In the pharmacodynamics study, cinacalcet reduced the serum PTH levels at doses of ≥10 mg/kg, and evocalcet also decreased the serum PTH levels at doses of ≥0.3 mg/kg. In this dose range, cinacalcet induced acute or delayed vomiting at doses of 10, 30, and 100 mg/kg, but the animals who received evocalcet did not show any symptoms of vomiting at a dose of 10 mg/kg. Cinacalcet induced vomiting from the pharmacological effective dose, whereas evocalcet did not induce vomiting, even at 30 times the effective dose. In the vagus nerve study, although evocalcet showed a milder effect on the afferent vagus nerve action potentials, the afferent vagus nerve action potentials in the cinacalcet and evocalcet groups did not differ to a statistically significant extent. We considered some possible reasons as to why our hypothesis, that evocalcet would have a weaker effect on the afferent vagus nerve action potentials in comparison to cinacalcet, was not proven in this study. As the first reason, in the present study, the numbers of animals and/or experiments might have been too small; thus, the study may have lacked the power to demonstrate statistical significance. Additionally, the vagus nerve study was performed under anesthesia, while the emesis study and clinical trials were performed under arousal. Anesthesia is thought to affect the duration for which the drug remains in the GI tract. In the vagus nerve study, the drug would be more likely to remain in the GI tract longer under anesthesia, and the evocalcet was more likely to have a stimulatory effect in comparison to experiments performed under arousal.

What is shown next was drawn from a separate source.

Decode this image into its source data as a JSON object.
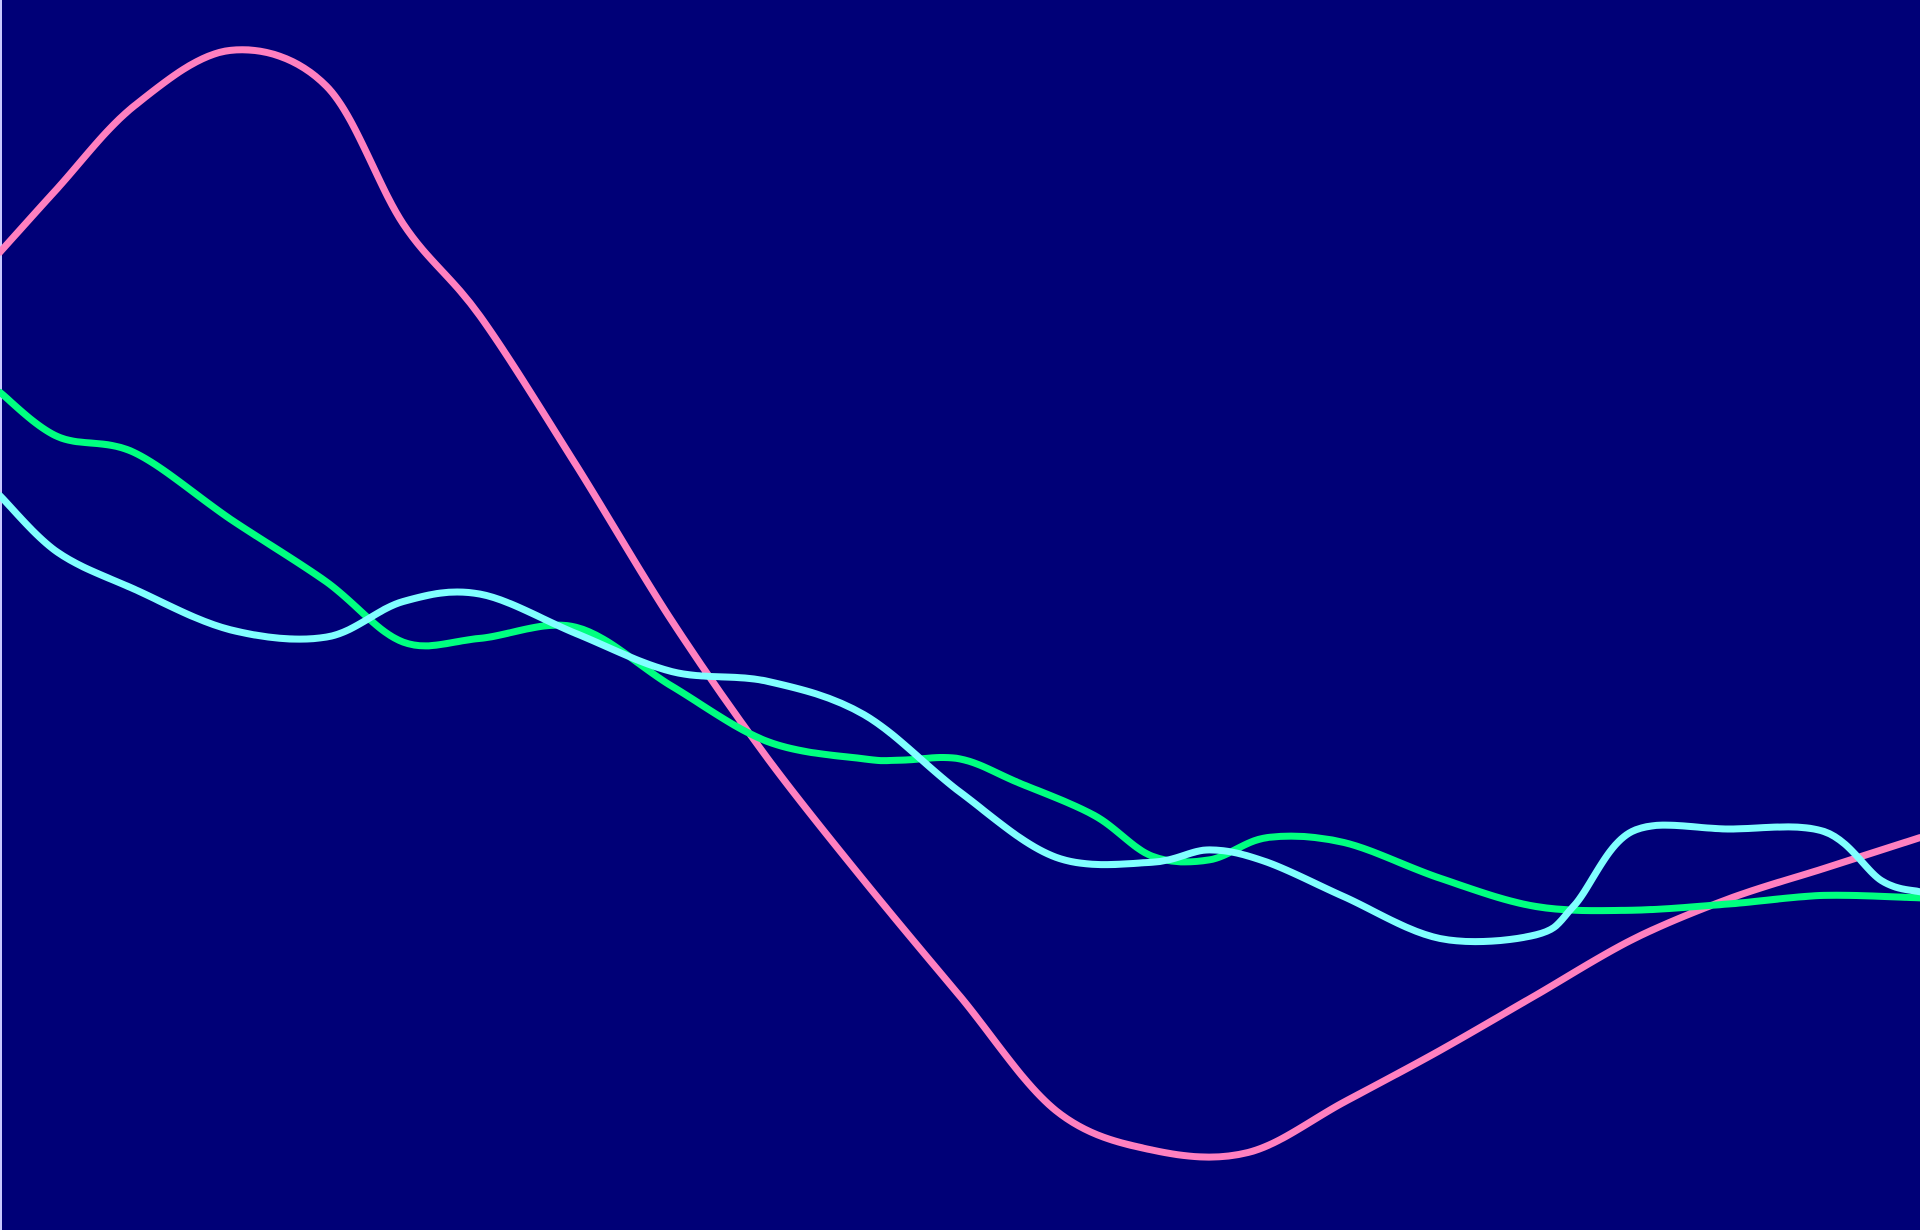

The differences in the GI side effects between evocalcet and cinacalcet may be due to the differences in the dose of each drug. It was reported that the bioavailability of evocalcet in rats was more than 80%, whereas that of cinacalcet is approximately 1%–2% [11]. The reduction in the pharmacologically effective dose of evocalcet due to its higher bioavailability appears to contribute to the reduced direct stimulation of the GI tract, since of the dose administered, only a small amount of evocalcet is exposed in the stomach.

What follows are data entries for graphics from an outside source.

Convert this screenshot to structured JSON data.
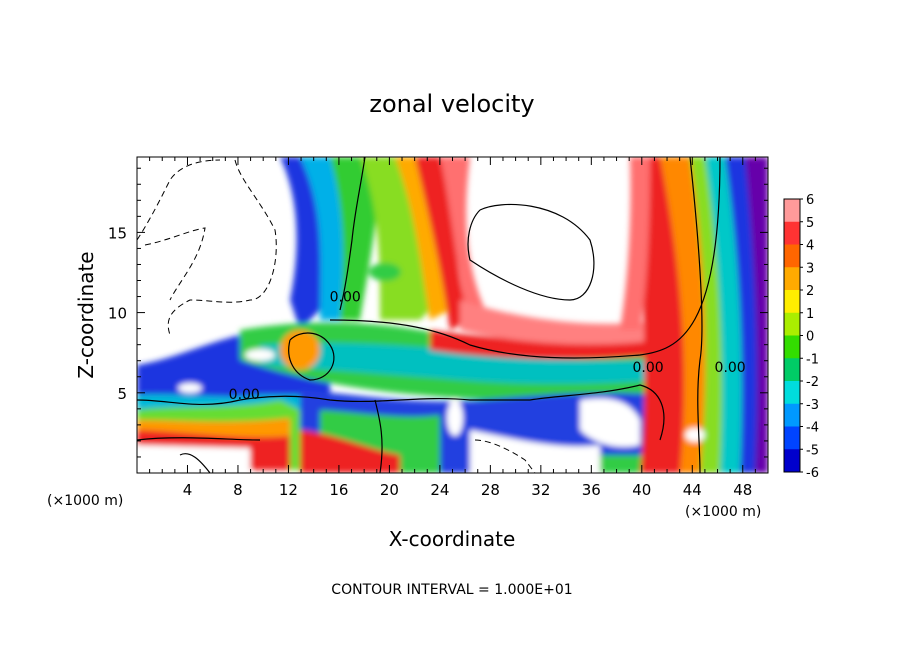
{
  "chart_data": {
    "type": "heatmap",
    "title": "zonal velocity",
    "xlabel": "X-coordinate",
    "ylabel": "Z-coordinate",
    "x_unit_left": "(×1000 m)",
    "x_unit_right": "(×1000 m)",
    "xlim": [
      0,
      50
    ],
    "ylim": [
      0,
      19.7
    ],
    "x_ticks": [
      4,
      8,
      12,
      16,
      20,
      24,
      28,
      32,
      36,
      40,
      44,
      48
    ],
    "y_ticks": [
      5,
      10,
      15
    ],
    "colorbar": {
      "min": -6,
      "max": 6,
      "labels": [
        6,
        5,
        4,
        3,
        2,
        1,
        0,
        -1,
        -2,
        -3,
        -4,
        -5,
        -6
      ]
    },
    "contour_labels": [
      {
        "text": "0.00",
        "x": 8.5,
        "y": 4.6
      },
      {
        "text": "0.00",
        "x": 16.5,
        "y": 10.7
      },
      {
        "text": "0.00",
        "x": 40.5,
        "y": 6.3
      },
      {
        "text": "0.00",
        "x": 47.0,
        "y": 6.3
      }
    ],
    "footnote": "CONTOUR INTERVAL = 1.000E+01",
    "grid": false,
    "legend": "right"
  }
}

Additionally, it has been reported that evocalcet has less of an effect on gastric emptying compared to cinacalcet. The rapid disappearance of evocalcet from the digestive tract with its good bioavailability also might lead to limited stimulation of the efferent vagal nerves. On the other hand, cinacalcet is known to delay gastric emptying, resulting in a prolonged stay in the GI tract and sustained efferent vagal stimulation. Evocalcet is also reported to have a wider safety margin for emesis than cinacalcet in common marmosets [11]. In the clinical study, the GI side effects of evocalcet were also decreased compared to those of cinacalcet [14]. These results support the notion that evocalcet stimulates the GI tract to a lower degree than cinacalcet.

Conclusions

The present study confirmed that cinacalcet caused GI side effects through the direct stimulation of the GI tract, which was associated with an elevation of the afferent vagus nerve action potentials. Evocalcet—a novel calcimimetic agent with an improved pharmacokinetic profile in comparison to cinacalcet—did not induce vomiting in miniature pigs, and tended to show a mild effect on the afferent vagus nerve action potentials in comparison to cinacalcet, although these differences were not statistically significant. Our results therefore suggest that evocalcet may be a potent alternative to existing calcimimetics for the management of SHPT, with a lower rate of GI-related adverse events.